Contrairement à la télévision, la presse écrite, ou la radio, les réseaux sociaux permettent la création d’une communauté, d’un lien interactif entre journaliste et internaute. Lieux d’échange, de discussion, et de débat, ils proposent une proximité nouvelle et une manière pour le public de donner son avis sur le sujet traité. Cette interaction possible tend, du moins les journaliste présents l’espèrent, à renouer la confiance perdue chez une tranche d’âge de la population, et d’amoindrir leur défiance concernant des médias traditionnels, et historiques tels Le Monde. « Le Monde a déjà une identité propre, une image sérieuse. Il doit montrer qu’il peut s’adresser également aux jeunes par le biais justement des réseaux sociaux », répond Syrielle Mejias.

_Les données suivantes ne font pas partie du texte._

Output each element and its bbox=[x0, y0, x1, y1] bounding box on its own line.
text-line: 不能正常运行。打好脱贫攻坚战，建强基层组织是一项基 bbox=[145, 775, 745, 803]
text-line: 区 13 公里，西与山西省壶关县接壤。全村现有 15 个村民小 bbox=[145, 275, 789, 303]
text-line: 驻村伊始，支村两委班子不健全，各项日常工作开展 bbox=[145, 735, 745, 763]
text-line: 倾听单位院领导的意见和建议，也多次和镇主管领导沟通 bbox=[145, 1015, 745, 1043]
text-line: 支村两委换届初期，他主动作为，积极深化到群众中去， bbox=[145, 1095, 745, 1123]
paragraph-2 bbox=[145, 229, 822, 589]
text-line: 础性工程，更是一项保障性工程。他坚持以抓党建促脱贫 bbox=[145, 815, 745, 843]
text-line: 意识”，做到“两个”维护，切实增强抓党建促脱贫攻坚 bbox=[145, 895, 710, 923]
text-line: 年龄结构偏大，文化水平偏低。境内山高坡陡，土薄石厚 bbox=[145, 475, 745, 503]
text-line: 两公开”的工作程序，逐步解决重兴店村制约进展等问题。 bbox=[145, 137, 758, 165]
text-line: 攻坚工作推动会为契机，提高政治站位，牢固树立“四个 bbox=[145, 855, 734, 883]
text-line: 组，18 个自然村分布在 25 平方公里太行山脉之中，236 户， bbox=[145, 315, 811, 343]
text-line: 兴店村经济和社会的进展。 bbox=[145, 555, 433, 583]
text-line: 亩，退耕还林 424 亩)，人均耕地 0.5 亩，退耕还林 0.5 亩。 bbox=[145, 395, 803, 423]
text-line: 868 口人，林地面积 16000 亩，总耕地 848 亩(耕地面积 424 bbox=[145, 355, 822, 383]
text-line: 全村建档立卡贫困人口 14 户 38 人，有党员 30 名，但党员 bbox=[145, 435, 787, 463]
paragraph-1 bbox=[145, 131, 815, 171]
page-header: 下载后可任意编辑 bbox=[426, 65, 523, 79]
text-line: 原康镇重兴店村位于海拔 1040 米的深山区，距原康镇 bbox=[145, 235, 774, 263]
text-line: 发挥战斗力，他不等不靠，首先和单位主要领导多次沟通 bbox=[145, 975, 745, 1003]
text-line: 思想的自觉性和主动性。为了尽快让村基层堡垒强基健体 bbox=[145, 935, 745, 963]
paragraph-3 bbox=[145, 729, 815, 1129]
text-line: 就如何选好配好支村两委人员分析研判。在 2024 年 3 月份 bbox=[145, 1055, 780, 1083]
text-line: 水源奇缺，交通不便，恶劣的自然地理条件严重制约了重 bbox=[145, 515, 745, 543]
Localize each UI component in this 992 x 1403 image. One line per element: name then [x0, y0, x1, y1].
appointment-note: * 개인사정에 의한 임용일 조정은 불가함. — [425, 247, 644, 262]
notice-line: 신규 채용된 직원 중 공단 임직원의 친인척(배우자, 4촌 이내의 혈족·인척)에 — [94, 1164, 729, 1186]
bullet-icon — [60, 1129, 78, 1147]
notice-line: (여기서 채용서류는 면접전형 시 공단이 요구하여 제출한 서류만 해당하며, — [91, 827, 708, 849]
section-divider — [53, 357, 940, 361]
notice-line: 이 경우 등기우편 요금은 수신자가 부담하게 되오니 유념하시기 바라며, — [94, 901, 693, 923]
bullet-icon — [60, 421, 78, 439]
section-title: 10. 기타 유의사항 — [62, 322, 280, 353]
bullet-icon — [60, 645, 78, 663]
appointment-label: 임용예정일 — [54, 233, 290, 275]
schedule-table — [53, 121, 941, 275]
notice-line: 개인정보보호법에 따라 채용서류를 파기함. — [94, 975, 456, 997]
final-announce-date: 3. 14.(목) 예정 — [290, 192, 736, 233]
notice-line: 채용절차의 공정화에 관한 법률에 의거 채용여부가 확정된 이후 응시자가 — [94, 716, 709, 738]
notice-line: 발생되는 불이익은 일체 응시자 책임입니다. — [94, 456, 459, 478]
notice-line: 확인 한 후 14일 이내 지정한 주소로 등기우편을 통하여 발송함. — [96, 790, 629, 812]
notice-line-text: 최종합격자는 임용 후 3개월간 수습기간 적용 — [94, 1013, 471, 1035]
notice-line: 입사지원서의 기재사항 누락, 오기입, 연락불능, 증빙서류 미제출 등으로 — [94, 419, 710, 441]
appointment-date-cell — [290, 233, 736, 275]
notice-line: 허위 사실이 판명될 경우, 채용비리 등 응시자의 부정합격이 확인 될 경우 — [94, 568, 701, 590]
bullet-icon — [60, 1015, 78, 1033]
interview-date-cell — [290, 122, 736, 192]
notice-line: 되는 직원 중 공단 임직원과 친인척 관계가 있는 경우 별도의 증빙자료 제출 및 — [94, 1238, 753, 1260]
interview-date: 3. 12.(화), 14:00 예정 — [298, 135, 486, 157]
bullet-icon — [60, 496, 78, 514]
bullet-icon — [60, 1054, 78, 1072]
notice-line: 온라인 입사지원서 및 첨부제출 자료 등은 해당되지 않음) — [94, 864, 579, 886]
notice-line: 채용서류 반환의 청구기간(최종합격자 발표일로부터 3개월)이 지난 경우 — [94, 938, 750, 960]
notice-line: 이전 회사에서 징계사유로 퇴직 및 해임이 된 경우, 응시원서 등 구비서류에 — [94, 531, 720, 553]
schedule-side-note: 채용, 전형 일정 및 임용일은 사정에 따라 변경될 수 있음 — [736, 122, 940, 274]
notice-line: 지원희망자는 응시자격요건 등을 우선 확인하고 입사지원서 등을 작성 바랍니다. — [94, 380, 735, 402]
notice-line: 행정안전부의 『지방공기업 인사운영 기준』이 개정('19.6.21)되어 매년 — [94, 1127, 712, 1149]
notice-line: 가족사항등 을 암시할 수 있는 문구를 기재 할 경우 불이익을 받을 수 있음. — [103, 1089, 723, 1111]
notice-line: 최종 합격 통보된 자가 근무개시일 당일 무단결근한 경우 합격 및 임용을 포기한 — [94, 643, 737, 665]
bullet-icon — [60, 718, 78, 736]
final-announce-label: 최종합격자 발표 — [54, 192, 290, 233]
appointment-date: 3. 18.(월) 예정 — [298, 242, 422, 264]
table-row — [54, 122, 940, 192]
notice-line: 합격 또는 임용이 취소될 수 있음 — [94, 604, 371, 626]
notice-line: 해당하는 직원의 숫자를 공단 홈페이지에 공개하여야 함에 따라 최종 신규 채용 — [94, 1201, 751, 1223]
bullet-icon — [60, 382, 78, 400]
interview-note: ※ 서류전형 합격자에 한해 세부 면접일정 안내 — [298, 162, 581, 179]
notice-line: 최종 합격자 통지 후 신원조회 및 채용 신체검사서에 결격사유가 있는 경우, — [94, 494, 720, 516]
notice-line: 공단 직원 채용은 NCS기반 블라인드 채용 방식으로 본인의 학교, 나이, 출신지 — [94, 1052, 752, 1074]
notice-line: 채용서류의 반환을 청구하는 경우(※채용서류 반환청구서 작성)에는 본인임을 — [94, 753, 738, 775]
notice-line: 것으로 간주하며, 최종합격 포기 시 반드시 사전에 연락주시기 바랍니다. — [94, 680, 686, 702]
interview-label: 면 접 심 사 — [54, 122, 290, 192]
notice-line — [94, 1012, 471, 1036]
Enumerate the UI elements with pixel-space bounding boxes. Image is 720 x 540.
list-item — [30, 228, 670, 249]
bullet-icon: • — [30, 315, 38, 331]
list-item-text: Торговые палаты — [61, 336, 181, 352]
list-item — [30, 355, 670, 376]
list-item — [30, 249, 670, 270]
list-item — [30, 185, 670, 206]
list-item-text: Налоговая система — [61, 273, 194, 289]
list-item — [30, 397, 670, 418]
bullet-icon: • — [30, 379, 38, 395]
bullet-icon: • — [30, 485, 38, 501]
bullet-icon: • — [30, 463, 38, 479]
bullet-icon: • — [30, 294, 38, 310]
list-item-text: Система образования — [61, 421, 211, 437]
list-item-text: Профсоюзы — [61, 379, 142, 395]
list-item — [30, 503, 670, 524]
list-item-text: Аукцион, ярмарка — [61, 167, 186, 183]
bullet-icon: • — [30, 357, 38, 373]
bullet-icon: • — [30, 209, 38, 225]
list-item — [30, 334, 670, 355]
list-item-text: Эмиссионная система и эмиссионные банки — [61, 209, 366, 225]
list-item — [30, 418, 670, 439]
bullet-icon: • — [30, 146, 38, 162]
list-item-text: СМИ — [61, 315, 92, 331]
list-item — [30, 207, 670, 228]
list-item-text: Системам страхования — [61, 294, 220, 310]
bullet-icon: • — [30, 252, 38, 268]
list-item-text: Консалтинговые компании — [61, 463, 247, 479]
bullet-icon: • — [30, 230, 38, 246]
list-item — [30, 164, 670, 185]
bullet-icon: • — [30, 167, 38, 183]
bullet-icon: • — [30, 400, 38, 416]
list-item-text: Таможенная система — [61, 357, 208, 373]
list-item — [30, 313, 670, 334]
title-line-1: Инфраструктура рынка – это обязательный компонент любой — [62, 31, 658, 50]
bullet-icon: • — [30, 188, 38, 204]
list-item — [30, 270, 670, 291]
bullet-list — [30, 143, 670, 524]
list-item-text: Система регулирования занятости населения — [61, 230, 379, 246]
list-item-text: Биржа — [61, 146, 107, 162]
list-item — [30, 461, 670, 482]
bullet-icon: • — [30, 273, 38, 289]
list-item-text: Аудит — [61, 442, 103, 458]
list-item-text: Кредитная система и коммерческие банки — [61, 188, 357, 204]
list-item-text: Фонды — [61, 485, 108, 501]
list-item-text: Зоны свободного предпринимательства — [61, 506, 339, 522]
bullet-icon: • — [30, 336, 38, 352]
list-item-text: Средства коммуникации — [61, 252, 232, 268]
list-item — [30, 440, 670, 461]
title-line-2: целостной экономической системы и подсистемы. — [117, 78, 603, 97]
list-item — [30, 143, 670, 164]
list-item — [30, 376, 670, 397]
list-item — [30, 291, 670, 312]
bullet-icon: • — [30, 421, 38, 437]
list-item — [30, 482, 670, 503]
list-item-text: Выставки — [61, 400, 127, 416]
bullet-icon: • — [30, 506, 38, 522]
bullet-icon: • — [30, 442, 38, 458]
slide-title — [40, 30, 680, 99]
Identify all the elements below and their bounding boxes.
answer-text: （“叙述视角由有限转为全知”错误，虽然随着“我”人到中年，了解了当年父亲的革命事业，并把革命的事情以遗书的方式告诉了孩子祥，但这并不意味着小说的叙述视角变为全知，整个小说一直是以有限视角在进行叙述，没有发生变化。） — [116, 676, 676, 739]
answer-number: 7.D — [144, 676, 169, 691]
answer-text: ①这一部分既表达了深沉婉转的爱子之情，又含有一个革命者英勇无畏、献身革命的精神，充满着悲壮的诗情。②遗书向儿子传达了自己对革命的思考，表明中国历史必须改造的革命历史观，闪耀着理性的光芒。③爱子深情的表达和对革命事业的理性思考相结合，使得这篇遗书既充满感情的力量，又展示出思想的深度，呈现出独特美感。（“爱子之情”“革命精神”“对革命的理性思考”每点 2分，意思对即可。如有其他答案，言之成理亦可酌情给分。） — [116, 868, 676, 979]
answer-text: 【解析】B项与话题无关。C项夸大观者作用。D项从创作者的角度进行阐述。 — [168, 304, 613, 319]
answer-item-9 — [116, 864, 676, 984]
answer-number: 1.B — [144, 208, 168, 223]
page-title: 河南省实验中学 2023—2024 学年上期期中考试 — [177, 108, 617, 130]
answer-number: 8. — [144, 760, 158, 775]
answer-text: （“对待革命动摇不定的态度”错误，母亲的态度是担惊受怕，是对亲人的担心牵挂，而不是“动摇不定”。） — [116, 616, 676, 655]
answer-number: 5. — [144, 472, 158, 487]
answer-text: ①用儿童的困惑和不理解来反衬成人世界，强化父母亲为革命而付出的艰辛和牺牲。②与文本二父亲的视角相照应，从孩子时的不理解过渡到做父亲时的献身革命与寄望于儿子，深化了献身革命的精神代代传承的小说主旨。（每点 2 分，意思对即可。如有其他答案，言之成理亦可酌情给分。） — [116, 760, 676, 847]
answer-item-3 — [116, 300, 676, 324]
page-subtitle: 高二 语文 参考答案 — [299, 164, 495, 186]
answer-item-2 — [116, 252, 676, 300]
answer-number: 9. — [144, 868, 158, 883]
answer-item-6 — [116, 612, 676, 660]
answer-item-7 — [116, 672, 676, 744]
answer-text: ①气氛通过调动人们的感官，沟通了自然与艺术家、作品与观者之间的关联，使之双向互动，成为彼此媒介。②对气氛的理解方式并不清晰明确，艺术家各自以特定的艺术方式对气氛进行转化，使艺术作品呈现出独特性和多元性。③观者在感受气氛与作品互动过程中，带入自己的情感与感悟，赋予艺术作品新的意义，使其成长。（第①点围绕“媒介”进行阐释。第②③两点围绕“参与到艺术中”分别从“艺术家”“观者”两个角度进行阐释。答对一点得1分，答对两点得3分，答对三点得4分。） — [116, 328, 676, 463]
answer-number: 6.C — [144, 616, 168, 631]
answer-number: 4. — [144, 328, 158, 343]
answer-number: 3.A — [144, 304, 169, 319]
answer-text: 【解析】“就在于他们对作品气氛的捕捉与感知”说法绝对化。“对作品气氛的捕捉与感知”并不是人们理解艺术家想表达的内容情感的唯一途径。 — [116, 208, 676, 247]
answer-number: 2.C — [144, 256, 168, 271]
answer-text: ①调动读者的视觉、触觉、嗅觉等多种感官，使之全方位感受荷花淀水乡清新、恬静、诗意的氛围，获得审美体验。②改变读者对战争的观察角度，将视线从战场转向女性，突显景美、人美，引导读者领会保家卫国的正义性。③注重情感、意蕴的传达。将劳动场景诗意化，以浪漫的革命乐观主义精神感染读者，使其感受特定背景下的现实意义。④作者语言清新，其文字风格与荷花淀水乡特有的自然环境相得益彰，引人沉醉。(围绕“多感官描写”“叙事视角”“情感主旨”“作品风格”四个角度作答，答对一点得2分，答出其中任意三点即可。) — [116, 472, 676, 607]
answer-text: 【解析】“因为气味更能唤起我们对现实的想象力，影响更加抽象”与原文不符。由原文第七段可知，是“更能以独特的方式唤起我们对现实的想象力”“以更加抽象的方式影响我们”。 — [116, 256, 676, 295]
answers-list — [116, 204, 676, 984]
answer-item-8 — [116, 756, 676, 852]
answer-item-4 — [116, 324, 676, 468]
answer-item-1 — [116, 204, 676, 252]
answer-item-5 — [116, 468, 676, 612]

Certains journalistes tentent également par ce moyen de faire tomber le mur qui se dressent entre les journalistes et les citoyens, et plus largement entre les politiques et les citoyens. Samuel Étienne a par exemple développé une idée on ne peut plus improbable sur Twitch. Plateforme de gamers lancée en 2011, elle s’est depuis ouverte à d’autres sujets tels la cuisine, la littérature, le cinéma, mais également la politique. Passionné par cette dernière, le journaliste et présentateur s’est lancé dans la lecture de journaux en direct, et invite des politiques pour des lives de plus d’une heure. Des prises de parole qui révèlent parfois, et malheureusement, le fossé entre les citoyens et les politiciens, telle l’intervention du premier ministre Jean Castex.

Adaptant le ton, une présentation formelle pour Salomé Saqué et le média indépendant Blast, le souffle de l’info, et un ton léger chez Syrielle Mejias pour Le Monde, les journalistes cherchent l’équilibre entre l’accessibilité et la rigueur journalistique dans le respect de la déontologie du journalisme. « Présenter les informations avec un ton monocorde est un choix. On peut utiliser d’autres codes. Comme Salomé, j’ai envie de faire des vidéos que moi-même j’ai envie de voir, dynamiques plus qu’ennuyantes. C’est de la simplification, mais pas de l’infantilisation », explique Syrielle Mejias. Et Salomé Saqué de rajouter : « J’ai choisi une présentation sérieuse pour Blast qui a un positionnement très critique des politiques majoritaires. Peut-être est-ce dû aussi au fait que je sois une femme. J’ai l’impression que je serais peut-être plus prise au sérieux. »

L’intérêt est d’attiser la curiosité de par des alternatives nouvelles, mais l’important demeure la recherche de la vérité et de la nuance, avec la même précision. Car avec le boom des médias sur les réseaux sociaux, la course à l’attention et aux clics, la diffusion de fake news ne peut être que plus importante. Pour cette raison, il est conseillé de multiplier les regards, de croiser les sources et de ne pas se contenter d’un angle. Entre presse écrite, télévision et internet, le but n’est pas d’opposer les supports, mais plutôt de créer une passerelle entre tous. Comme la radio n’a pas tué la presse écrite ni la télé la radio, les réseaux sociaux ne tendent pas à faire disparaître les médias traditionnels… Ils livrent seulement une autre façon d’écrire, en phase avec un public plus jeune. Ainsi, la question n’est pas tant de se demander si les médias traditionnels doivent se tourner vers ce type d’applications, mais plutôt, comment se servir à bon escient de ces derniers, devenus un support comme un autre, comme le souligne à juste titre Samuel Étienne.